Equity markets took something of a knockback on Thursday despite the ECB indicating they may add further stimulus measures. Although some commentary suggested, Mario Draghi’s press comments were not as dovish as some had expected, despite the continued weakness in the regions economic data. Mr Draghi played down concerns on whether the eurozone could enter a recession. Equity markets have once again become fixated by the actions or otherwise of the global central banks.
There have been signs recently that the US economy is at least stabilising at a lower level of economic growth from the start of the year. The latest US durable goods orders report coming in better than expectations. Commenting on the latest flash Purchasing Manager Surveys the Chief Business economist for IHS Markit points to an annualised growth of 1.6% for the third quarter, up marginally from 1.5% in the second. The market has been steered for the Fed now more likely to cut by 25 basis points rather than the 50 expected a month or two ago.

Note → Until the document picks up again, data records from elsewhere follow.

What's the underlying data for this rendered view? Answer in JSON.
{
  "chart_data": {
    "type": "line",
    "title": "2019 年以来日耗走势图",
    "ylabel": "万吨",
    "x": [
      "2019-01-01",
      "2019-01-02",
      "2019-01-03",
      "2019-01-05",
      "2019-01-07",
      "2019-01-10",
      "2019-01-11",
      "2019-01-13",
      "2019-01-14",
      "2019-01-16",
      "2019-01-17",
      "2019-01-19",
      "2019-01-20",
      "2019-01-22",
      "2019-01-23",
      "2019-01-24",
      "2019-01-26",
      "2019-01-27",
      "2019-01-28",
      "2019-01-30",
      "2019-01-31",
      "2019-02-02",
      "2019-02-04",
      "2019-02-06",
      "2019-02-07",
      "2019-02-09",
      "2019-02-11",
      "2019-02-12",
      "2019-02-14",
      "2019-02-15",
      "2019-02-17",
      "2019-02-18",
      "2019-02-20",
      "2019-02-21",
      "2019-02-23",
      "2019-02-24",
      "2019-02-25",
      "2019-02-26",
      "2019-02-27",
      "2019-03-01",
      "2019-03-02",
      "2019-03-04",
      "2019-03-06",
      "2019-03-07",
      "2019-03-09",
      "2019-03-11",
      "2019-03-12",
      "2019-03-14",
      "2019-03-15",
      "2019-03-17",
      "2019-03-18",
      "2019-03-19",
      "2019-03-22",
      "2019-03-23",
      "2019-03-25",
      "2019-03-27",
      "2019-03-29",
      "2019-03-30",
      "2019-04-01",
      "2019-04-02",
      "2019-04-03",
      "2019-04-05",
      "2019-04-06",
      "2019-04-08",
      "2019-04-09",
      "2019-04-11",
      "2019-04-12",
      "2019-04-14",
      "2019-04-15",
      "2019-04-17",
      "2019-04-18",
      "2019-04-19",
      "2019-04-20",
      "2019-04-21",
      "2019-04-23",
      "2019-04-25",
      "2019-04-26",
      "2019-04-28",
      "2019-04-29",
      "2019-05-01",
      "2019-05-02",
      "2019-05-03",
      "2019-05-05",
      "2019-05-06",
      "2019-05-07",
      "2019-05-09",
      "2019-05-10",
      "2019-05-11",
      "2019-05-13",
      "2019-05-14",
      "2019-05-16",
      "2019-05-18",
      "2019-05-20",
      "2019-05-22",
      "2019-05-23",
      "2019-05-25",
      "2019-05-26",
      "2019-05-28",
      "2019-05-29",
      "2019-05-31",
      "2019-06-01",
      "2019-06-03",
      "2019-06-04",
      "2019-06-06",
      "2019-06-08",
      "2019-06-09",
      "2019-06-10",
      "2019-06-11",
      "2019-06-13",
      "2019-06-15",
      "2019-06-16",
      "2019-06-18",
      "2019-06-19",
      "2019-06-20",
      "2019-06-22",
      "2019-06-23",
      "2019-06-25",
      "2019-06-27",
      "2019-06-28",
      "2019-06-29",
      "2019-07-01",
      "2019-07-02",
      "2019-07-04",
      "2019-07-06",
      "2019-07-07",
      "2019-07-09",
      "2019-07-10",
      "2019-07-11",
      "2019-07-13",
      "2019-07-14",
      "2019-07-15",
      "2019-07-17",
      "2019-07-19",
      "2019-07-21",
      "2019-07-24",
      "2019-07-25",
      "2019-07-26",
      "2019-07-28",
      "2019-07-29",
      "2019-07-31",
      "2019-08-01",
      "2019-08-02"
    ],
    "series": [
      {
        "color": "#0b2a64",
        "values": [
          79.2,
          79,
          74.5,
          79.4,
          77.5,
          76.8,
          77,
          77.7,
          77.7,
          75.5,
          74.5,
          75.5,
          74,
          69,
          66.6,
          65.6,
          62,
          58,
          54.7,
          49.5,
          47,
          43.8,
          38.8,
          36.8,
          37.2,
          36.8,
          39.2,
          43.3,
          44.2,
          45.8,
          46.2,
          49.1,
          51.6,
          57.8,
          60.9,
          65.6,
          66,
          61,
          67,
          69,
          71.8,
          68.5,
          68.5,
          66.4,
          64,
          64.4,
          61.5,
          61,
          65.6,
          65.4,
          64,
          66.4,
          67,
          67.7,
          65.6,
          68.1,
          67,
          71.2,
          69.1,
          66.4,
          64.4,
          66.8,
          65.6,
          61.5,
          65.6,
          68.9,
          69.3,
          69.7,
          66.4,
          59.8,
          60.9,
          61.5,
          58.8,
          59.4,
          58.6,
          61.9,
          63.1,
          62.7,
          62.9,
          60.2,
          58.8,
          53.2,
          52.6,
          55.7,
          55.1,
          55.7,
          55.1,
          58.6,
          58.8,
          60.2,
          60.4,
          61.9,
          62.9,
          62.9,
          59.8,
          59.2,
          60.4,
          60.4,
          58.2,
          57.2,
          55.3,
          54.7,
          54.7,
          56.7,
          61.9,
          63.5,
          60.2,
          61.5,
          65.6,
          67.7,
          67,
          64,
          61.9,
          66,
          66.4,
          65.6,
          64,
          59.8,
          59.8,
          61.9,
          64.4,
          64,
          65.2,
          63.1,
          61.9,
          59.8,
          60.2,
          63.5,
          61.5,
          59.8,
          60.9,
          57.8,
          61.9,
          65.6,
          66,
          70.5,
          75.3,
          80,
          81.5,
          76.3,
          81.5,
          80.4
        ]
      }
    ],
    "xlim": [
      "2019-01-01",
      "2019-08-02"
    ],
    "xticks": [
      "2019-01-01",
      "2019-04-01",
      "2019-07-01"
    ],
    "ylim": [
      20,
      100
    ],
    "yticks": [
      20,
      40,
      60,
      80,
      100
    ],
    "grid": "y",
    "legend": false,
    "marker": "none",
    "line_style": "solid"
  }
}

It is not hard to continue to find bearish sentiment for global stocks. Last months Merrill Lynch fund manager survey reported that levels of cash levels held suggested that investors are the most bearish since the financial crisis. This appears to remain the most unloved bull market in modern times. Analysts fear that cheap rates purely support equity markets. If you can get less than 2% on ten-year Greek debt, as is the case at present, for many investors, this is an example of being caught between the devil and deep blue sea.